- Theatrical release poster
- Directed by: Scott Wiper
- Screenplay by: Scott Wiper
- Story by: Scott Wiper; Paul Tarantino;
- Produced by: Scott Wiper; Vinnie Jones; Tarquin Pack; Karri O'Reilly; Michael Downey;
- Starring: Vinnie Jones; Malcolm McDowell; Ron Perlman; Nicholas Braun; Leven Rambin; Lenora Crichlow; Brandon Sklenar; Elyse Levesque; Bruce McGill;
- Cinematography: Jeremy Osbern
- Edited by: Jordan Downey
- Music by: Alex Heffes
- Production companies: Endeavor Content; 4G Vision;
- Distributed by: Vertical Entertainment
- Release date: July 24, 2020;
- Running time: 106 minutes
- Country: United States
- Language: English
- Budget: $6 million
- Box office: $515,399

= The Big Ugly (film) =

2020 drama action film

The Big Ugly is a 2020 American crime action film directed by Scott Wiper, who wrote the screenplay with Paul Tarantino. The film story follows Malcolm McDowell as a London mob boss who sends a henchman Neelyn (Vinnie Jones) to West Virginia to set up a money laundering operation with an oilman (Ron Perlman). But Neelyn's girlfriend (Lenora Crichlow) disappears, and Neelyn is out for revenge. The film was released on July 24, 2020, and received mixed reviews from critics.

==Plot==
Harris is a London crime boss, with Neelyn as his main enforcer. They fly to West Virginia after Harris strikes a deal with an old and valued friend, an American oilman named Preston. Stakes are high with Preston genuinely concerned with keeping his operation environmentally clean. Contracts are signed and festivities are held. Preston’s son PJ is overconfident and behaves as though entitled to take a crack at any girl he sees. Late that night Neelyn's girlfriend of six years Fiona, disappears. Neelyn refuses to leave for England without her and finds her dead with PJ as the main suspect.
Neelyn has to discard his ties with friends and family, risking the oil contract and the friendship between his boss and Preston, to find retribution and the truth.

==Cast==
- Vinnie Jones as Neelyn, an enforcer for Harris
- Malcolm McDowell as Harris, a British crime boss
- Ron Perlman as Preston, a local oil baron
- Nicholas Braun as Will, Preston's foreman
- Leven Rambin as Kara
- Lenora Crichlow as Fiona, Neelyn's girlfriend
- Brandon Sklenar as Junior, Preston's son
- Elyse Levesque as Jackie
- Bruce McGill as Milt, Preston's right-hand man

==Production==
Filming took place over six weeks in Morehead, Kentucky, Owingsville, Kentucky, and Olive Hill, Kentucky during the summer of 2018. Wiper originally intended to shoot the film in his home state of Ohio, but could not receive the proper tax incentives to convince the producers. Perlman said he knew he would be starring in the film by the time he reached page 11 of the script.

==Release==
The Big Ugly was released in limited theaters (mostly drive-ins) in the United States on July 24, 2020, and then made available via video-on-demand on July 31.

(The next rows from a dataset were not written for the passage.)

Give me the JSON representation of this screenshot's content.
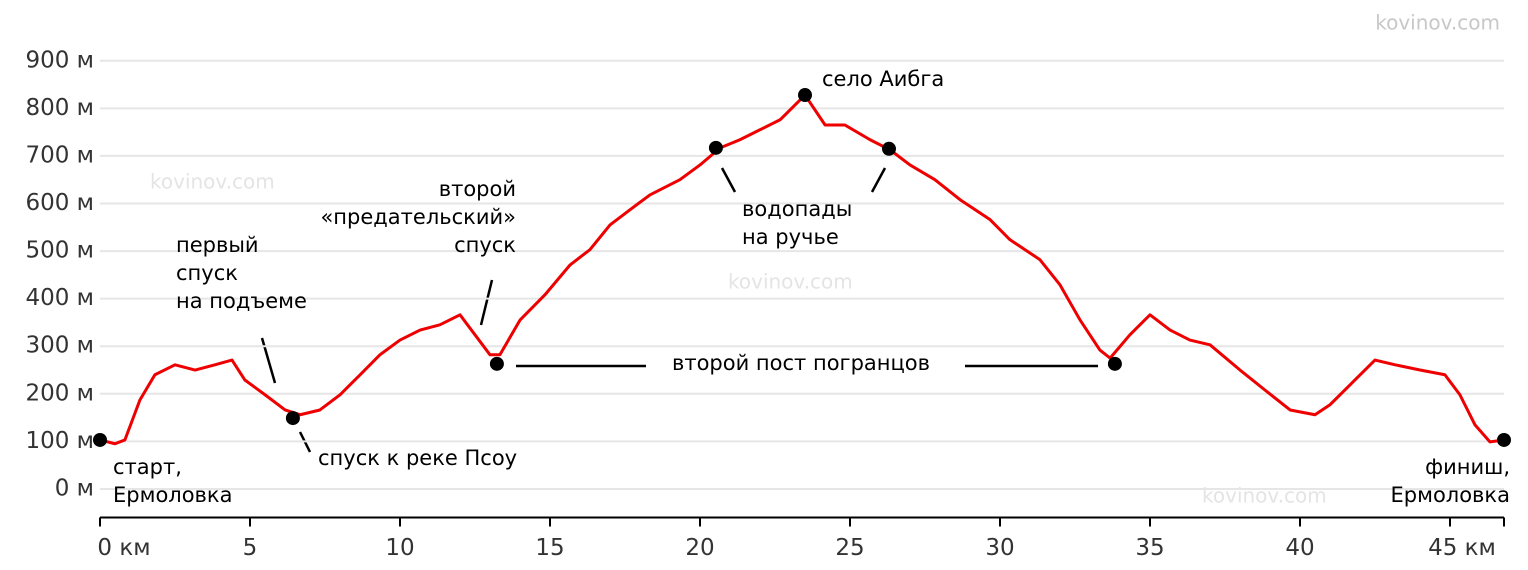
{
  "chart_data": {
    "type": "line",
    "watermark": "kovinov.com",
    "xlim": [
      0,
      46.8
    ],
    "ylim": [
      -60,
      950
    ],
    "xticks": [
      {
        "value": 0,
        "label": "0 км"
      },
      5,
      10,
      15,
      20,
      25,
      30,
      35,
      40,
      {
        "value": 45,
        "label": "45 км"
      }
    ],
    "yticks": [
      {
        "value": 0,
        "label": "0 м"
      },
      {
        "value": 100,
        "label": "100 м"
      },
      {
        "value": 200,
        "label": "200 м"
      },
      {
        "value": 300,
        "label": "300 м"
      },
      {
        "value": 400,
        "label": "400 м"
      },
      {
        "value": 500,
        "label": "500 м"
      },
      {
        "value": 600,
        "label": "600 м"
      },
      {
        "value": 700,
        "label": "700 м"
      },
      {
        "value": 800,
        "label": "800 м"
      },
      {
        "value": 900,
        "label": "900 м"
      }
    ],
    "grid": true,
    "series": [
      {
        "color": "#ee0000",
        "x": [
          0,
          0.5,
          0.83,
          1.33,
          1.83,
          2.5,
          3.17,
          3.83,
          4.4,
          4.83,
          5.5,
          6.17,
          6.67,
          7.33,
          8,
          8.67,
          9.33,
          10,
          10.67,
          11.33,
          12,
          12.5,
          13,
          13.33,
          14,
          14.83,
          15.67,
          16.33,
          17,
          17.67,
          18.33,
          19.33,
          20,
          20.67,
          21.33,
          22,
          22.67,
          23.5,
          24.17,
          24.83,
          25.67,
          26.33,
          27,
          27.83,
          28.67,
          29.67,
          30.33,
          31.33,
          32,
          32.67,
          33.33,
          33.67,
          34.33,
          35,
          35.67,
          36.33,
          37,
          38,
          38.83,
          39.67,
          40.5,
          41,
          41.67,
          42.5,
          43.17,
          44,
          44.83,
          45.33,
          45.83,
          46.33,
          46.8
        ],
        "values": [
          103,
          95,
          103,
          187,
          240,
          261,
          250,
          261,
          271,
          229,
          198,
          166,
          156,
          166,
          198,
          240,
          282,
          313,
          334,
          345,
          366,
          324,
          282,
          282,
          355,
          408,
          471,
          503,
          555,
          587,
          618,
          650,
          681,
          717,
          734,
          755,
          776,
          828,
          765,
          765,
          734,
          713,
          681,
          650,
          608,
          566,
          524,
          482,
          429,
          355,
          292,
          275,
          324,
          366,
          334,
          313,
          303,
          250,
          208,
          166,
          156,
          177,
          219,
          271,
          261,
          250,
          240,
          198,
          135,
          99,
          103
        ]
      }
    ],
    "points": {
      "x": [
        0,
        6.43,
        13.23,
        20.53,
        23.5,
        26.3,
        33.83,
        46.8
      ],
      "values": [
        103,
        149,
        263,
        717,
        828,
        715,
        263,
        103
      ],
      "color": "#000000"
    },
    "annotations": [
      {
        "text": [
          "старт,",
          "Ермоловка"
        ]
      },
      {
        "text": [
          "первый",
          "спуск",
          "на подъеме"
        ]
      },
      {
        "text": [
          "спуск к реке Псоу"
        ]
      },
      {
        "text": [
          "второй",
          "«предательский»",
          "спуск"
        ]
      },
      {
        "text": [
          "водопады",
          "на ручье"
        ]
      },
      {
        "text": [
          "село Аибга"
        ]
      },
      {
        "text": [
          "второй пост погранцов"
        ]
      },
      {
        "text": [
          "финиш,",
          "Ермоловка"
        ]
      }
    ]
  }
}
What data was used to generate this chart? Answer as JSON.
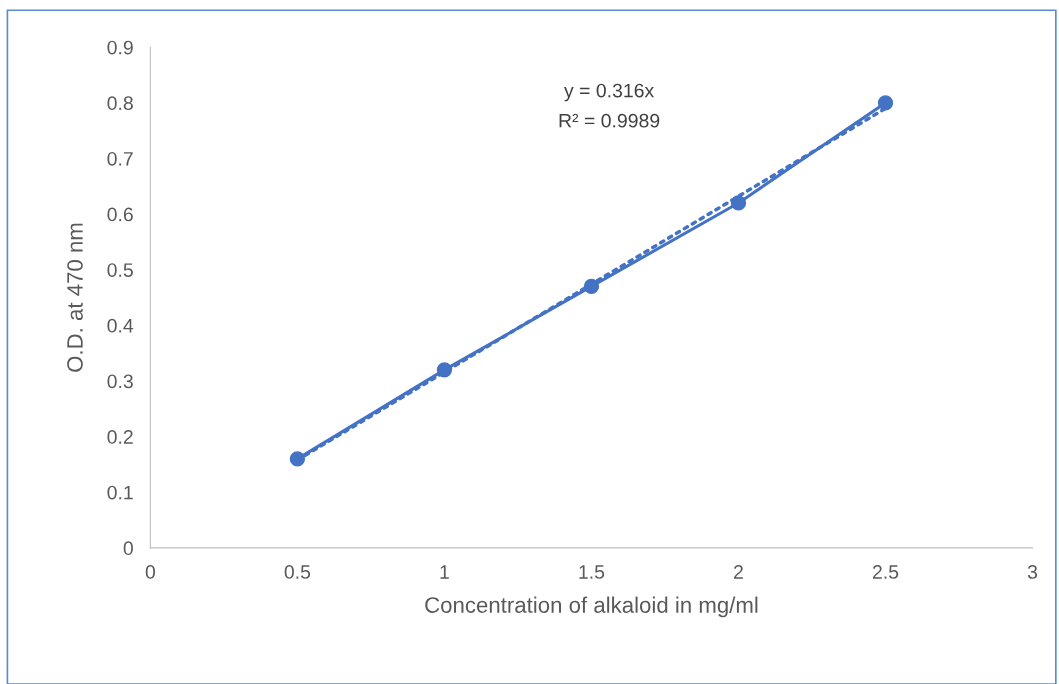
{
  "chart_data": {
    "type": "line",
    "xlabel": "Concentration of alkaloid in mg/ml",
    "ylabel": "O.D. at 470 nm",
    "x": [
      0.5,
      1,
      1.5,
      2,
      2.5
    ],
    "series": [
      {
        "color": "#4472c4",
        "values": [
          0.16,
          0.32,
          0.47,
          0.62,
          0.8
        ],
        "marker": "circle",
        "line_style": "solid"
      },
      {
        "color": "#4472c4",
        "x": [
          0.5,
          2.5
        ],
        "values": [
          0.158,
          0.79
        ],
        "marker": "none",
        "line_style": "dotted"
      }
    ],
    "xlim": [
      0,
      3
    ],
    "xticks": [
      0,
      0.5,
      1,
      1.5,
      2,
      2.5,
      3
    ],
    "ylim": [
      0,
      0.9
    ],
    "yticks": [
      0,
      0.1,
      0.2,
      0.3,
      0.4,
      0.5,
      0.6,
      0.7,
      0.8,
      0.9
    ],
    "annotations": [
      "y = 0.316x",
      "R² = 0.9989"
    ],
    "grid": false,
    "legend": false
  }
}
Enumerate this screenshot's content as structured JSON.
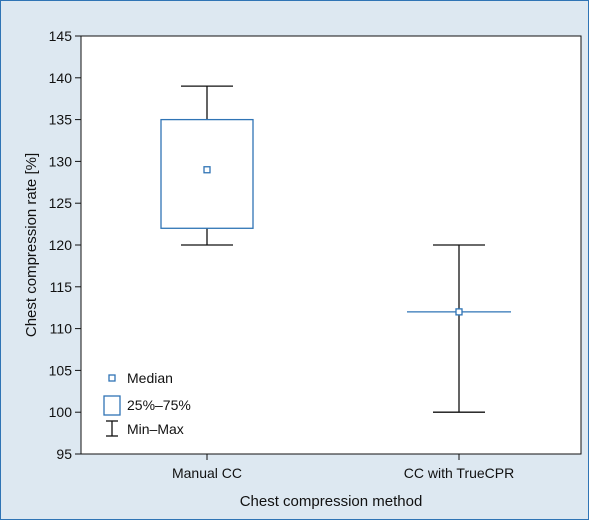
{
  "chart_data": {
    "type": "box",
    "xlabel": "Chest compression method",
    "ylabel": "Chest compression rate [%]",
    "ylim": [
      95,
      145
    ],
    "yticks": [
      95,
      100,
      105,
      110,
      115,
      120,
      125,
      130,
      135,
      140,
      145
    ],
    "categories": [
      "Manual CC",
      "CC with TrueCPR"
    ],
    "boxes": [
      {
        "category": "Manual CC",
        "min": 120,
        "q1": 122,
        "median": 129,
        "q3": 135,
        "max": 139
      },
      {
        "category": "CC with TrueCPR",
        "min": 100,
        "q1": 112,
        "median": 112,
        "q3": 112,
        "max": 120
      }
    ],
    "legend": {
      "position": "bottom-left",
      "items": [
        {
          "symbol": "median",
          "label": "Median"
        },
        {
          "symbol": "box",
          "label": "25%–75%"
        },
        {
          "symbol": "whisker",
          "label": "Min–Max"
        }
      ]
    },
    "grid": false,
    "colors": {
      "box": "#2f74b5",
      "whisker": "#111111",
      "background": "#dde8f1",
      "plot_bg": "#ffffff"
    }
  }
}
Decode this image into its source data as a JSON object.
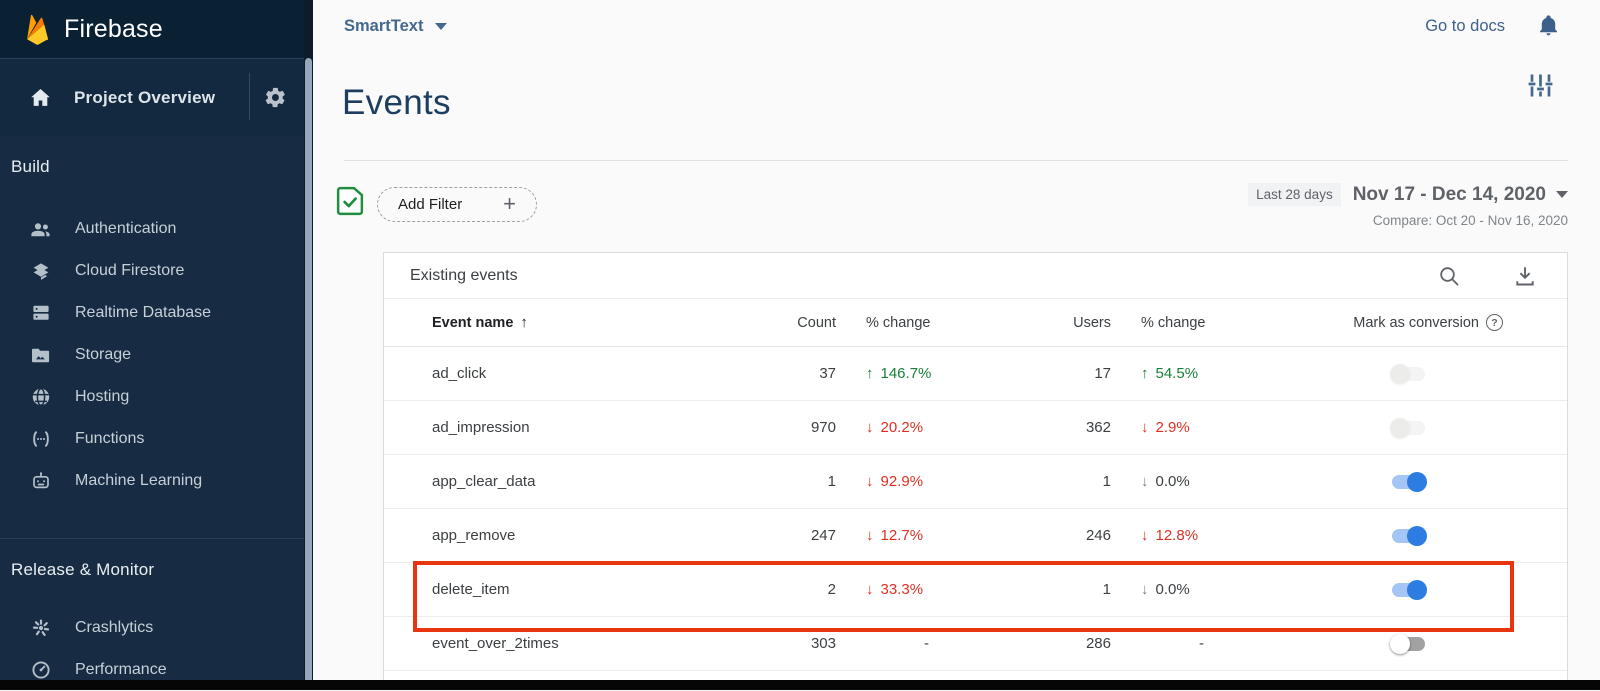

The film made $152,468 from 68 theaters in its opening weekend.

==Reception==
On review aggregator Rotten Tomatoes, the film holds an approval rating of based on reviews, with an average rating of . On Metacritic, the film has a weighted average score of 52 out of 100, based on seven critics, indicating "mixed or average" reviews.

Leslie Felperin of The Guardian gave the film 2 out of 5 stars, saying that it "plays like several plots, genres and mood boards all mashed together, which makes the end result interesting but not entirely successful." Writing for Time Out, Phil de Semlyen also gave the film 2 out of 5 and wrote: "You can tell roughly where The Big Ugly is going right from those opening exchanges: people are going to get punched, booze will be slugged back, and there will be some lads' mag philosophising about blood oaths and the bonds of brotherhood. Then more people will be punched. Amid all this, female characters will stand around wondering why they're so one-dimensional."